Call me arrogant. Call me naive. Accuse me of shaking my fist at the gods. But I can’t help but smugly smile upon hearing the news that serial saving-children-from-burning-houses hero and future first ballot Hall of Famer Mark DeRosa has been dealt to the St. Louis Cardinals.
Look, I’m not going to pretend that my dismissal of DeRosa is anything other than knee-jerk emotional irrationality, so don’t expect me to apologize for it. In a nutshell, I was annoyed by a guy who seemed to so easily pander to the whole “Gosh, ain’t Wrigleyville swell?” mindset while, at the same, time completely failing to block such inconsequential bullshit out of his mind when it actually, you know mattered.
Because of my weird desire to see media ass-grabbers like DeRosa actually back up their glib bullshit by picking up their team when most needed, and finding myself supremely disappointed when said motormouths instead turtle up like battered housewives when the opportunity presents itself, I was more than glad to see Jim Hendry toss the stubble-faced douchebag out with the bathwater last winter, even if the players he got in return–although apparently pretty good–would not pay dividends for a while.
My satisfaction at seeing this turdblossom dealt out of town to wax poetic with another town’s media about abstract World Series hopes turned to downright aggravation when DeRosa came back to town last weekend and was treated by the local idiot fanbase like Jonas Salk.
I can understand giving Mr. Gregarious a nice hand during his first at-bat back at Wrigley Field–a venue in which, I should point out, this guy participated in as many Cubs playoff victories as Candy Maldonado–but seeing a majority of the yokels in attendance Saturday actually demonstrate the temerity to give him a standing “O” when he came up as a pinch-hitter in the 8th inning of a tie game is easily one of the most embarrassing moments I’ve ever witnessed as a fan, and it’s only bolstered my DeRosa Hate.
After personally watching this fuckbucket go hitless in the series finale, I was content to move on.
But, nooooooooooooo. It looks like Ole’ Stubbleface will get to return for countless more standing ovations.
You know what, though? I welcome it. For the Cubs to actually do what we’ve all been hoping for them to do, I think it’s rather short-sighted to expect them to do it predictably. When Kerry Wood served up the game-tying homerun to DLee last week, a thought occurred to me. Normally, in spite of the Cubs’ long-suffering history, I still would have found some place in my heart to feel sorry for Wood. But ever since last season’s shit-fest (again, thanks in no small part to asshats like DeRosa), I find myself bereft of any remaining empathy for anyone not associated with the team. So as much as I loved Kerry Wood while he was here, I had absolutely no feeling for him after he served up that cookie. In fact, the thought occurred to me that in order for the Cubs to reach the pinnacle, they need to slay those types of ghosts.
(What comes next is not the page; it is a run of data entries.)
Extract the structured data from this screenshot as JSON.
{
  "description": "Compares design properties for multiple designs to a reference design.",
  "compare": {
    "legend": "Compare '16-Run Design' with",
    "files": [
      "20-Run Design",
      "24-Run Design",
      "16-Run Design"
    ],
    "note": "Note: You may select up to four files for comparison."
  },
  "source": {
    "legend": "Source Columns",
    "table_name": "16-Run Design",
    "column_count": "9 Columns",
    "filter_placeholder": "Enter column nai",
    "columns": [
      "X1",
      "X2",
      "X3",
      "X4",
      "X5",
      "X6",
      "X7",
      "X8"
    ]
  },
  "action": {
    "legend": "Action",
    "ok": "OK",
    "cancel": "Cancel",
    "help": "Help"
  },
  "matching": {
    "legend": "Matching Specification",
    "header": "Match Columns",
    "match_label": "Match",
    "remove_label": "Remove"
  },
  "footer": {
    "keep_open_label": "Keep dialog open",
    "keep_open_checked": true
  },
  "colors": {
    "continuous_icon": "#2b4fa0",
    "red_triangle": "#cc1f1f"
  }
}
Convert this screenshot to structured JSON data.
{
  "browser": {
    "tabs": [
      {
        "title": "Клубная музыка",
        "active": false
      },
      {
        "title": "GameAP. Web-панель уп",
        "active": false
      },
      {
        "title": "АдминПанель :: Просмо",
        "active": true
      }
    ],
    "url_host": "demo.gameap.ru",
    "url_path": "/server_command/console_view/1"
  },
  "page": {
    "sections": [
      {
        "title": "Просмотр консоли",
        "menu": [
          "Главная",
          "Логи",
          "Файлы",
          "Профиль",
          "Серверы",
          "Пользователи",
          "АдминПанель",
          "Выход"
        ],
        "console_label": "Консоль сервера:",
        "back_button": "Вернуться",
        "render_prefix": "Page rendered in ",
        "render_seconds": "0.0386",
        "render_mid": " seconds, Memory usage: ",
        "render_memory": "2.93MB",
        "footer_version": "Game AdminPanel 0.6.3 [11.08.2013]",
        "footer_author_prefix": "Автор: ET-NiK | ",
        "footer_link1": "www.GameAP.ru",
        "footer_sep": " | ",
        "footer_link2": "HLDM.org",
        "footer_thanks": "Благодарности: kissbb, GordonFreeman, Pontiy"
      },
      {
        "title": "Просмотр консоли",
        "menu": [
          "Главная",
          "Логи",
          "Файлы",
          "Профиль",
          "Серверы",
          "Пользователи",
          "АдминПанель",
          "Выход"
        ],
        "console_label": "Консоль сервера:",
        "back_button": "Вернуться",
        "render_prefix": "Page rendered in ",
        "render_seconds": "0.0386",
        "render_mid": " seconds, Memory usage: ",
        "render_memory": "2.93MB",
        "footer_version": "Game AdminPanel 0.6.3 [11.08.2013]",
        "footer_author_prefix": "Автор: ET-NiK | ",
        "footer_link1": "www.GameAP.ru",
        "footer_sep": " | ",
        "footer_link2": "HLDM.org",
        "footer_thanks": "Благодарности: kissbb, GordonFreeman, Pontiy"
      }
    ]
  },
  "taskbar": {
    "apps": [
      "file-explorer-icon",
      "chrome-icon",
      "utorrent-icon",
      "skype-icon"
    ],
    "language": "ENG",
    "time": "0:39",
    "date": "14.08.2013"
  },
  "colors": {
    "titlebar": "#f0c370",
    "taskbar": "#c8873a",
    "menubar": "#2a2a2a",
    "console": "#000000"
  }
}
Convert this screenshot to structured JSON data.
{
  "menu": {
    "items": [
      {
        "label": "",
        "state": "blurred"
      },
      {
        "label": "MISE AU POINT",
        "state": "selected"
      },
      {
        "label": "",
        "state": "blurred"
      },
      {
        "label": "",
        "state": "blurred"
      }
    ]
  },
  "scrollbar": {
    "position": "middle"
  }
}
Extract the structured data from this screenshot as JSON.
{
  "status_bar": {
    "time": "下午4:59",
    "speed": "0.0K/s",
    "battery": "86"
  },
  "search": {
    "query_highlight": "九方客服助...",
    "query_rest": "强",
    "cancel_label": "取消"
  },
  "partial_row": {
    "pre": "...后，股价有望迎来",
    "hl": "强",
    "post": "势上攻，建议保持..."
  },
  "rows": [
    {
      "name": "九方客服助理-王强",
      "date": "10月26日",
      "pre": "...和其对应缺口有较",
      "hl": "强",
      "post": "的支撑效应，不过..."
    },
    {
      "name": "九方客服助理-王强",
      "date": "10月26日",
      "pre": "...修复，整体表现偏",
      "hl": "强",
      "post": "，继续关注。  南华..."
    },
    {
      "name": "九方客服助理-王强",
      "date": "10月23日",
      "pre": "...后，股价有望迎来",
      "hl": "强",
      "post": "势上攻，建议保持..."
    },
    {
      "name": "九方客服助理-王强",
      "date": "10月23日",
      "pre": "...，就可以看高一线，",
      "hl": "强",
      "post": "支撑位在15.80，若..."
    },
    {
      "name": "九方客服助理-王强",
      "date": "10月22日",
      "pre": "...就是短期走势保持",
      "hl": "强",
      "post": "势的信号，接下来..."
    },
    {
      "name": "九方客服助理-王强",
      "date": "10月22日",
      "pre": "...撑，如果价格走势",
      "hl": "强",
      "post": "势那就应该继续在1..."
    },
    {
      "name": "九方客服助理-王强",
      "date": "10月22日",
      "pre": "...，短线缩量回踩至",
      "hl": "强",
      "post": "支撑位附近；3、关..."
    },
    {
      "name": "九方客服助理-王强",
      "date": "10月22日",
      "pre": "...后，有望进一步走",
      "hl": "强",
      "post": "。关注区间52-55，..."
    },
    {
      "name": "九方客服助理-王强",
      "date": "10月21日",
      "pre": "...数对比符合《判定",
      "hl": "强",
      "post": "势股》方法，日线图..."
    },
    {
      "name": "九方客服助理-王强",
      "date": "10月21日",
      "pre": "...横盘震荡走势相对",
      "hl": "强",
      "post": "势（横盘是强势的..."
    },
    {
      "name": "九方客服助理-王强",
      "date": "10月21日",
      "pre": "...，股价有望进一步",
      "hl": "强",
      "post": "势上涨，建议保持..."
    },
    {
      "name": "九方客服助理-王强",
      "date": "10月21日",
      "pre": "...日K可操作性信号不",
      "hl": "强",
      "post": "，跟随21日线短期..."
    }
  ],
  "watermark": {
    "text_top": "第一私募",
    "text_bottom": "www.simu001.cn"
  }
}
And the same goes for DeRosa. Was he not a very valuable player for the Cubs? Well, until the playoffs, yes. He was arguably the team MVP last season, in fact. Was he not producing like a madman for Cleveland this year? Hell yeah, the guy was on pace for over 100 RBI. So, while normally the idea of this guy joining the Cardinals could spell DOOM for the Cubs, I’m willing to stare into the belly of the beast and proclaim “bring it on”. Seriously. Let’s not forget that Mark DeRosa is a journeyman veteran who had his two best years with the Cubs. I suppose he could continue to prove a statistical outlier and lead the Cardinals to a pennant, but I’m going to instead choose to believe that this is merely another obstacle for the Cubs to get to the mountaintop. After all, the he batted cleanup in his first game today.
The Cubs are playing like shit, but they’re only 3 1/2 games out of first place. Obviously, this is all moot if they continue to treat the baseball–both at the plate and defensively–like it’s riddled with AIDS. But may the good lord strike me down if they fail to make the playoffs because of the presence of Mark F. DeRosa on the flippin’ St. Louis Cardinals. Call me wacko, but this moves makes me serenely confident.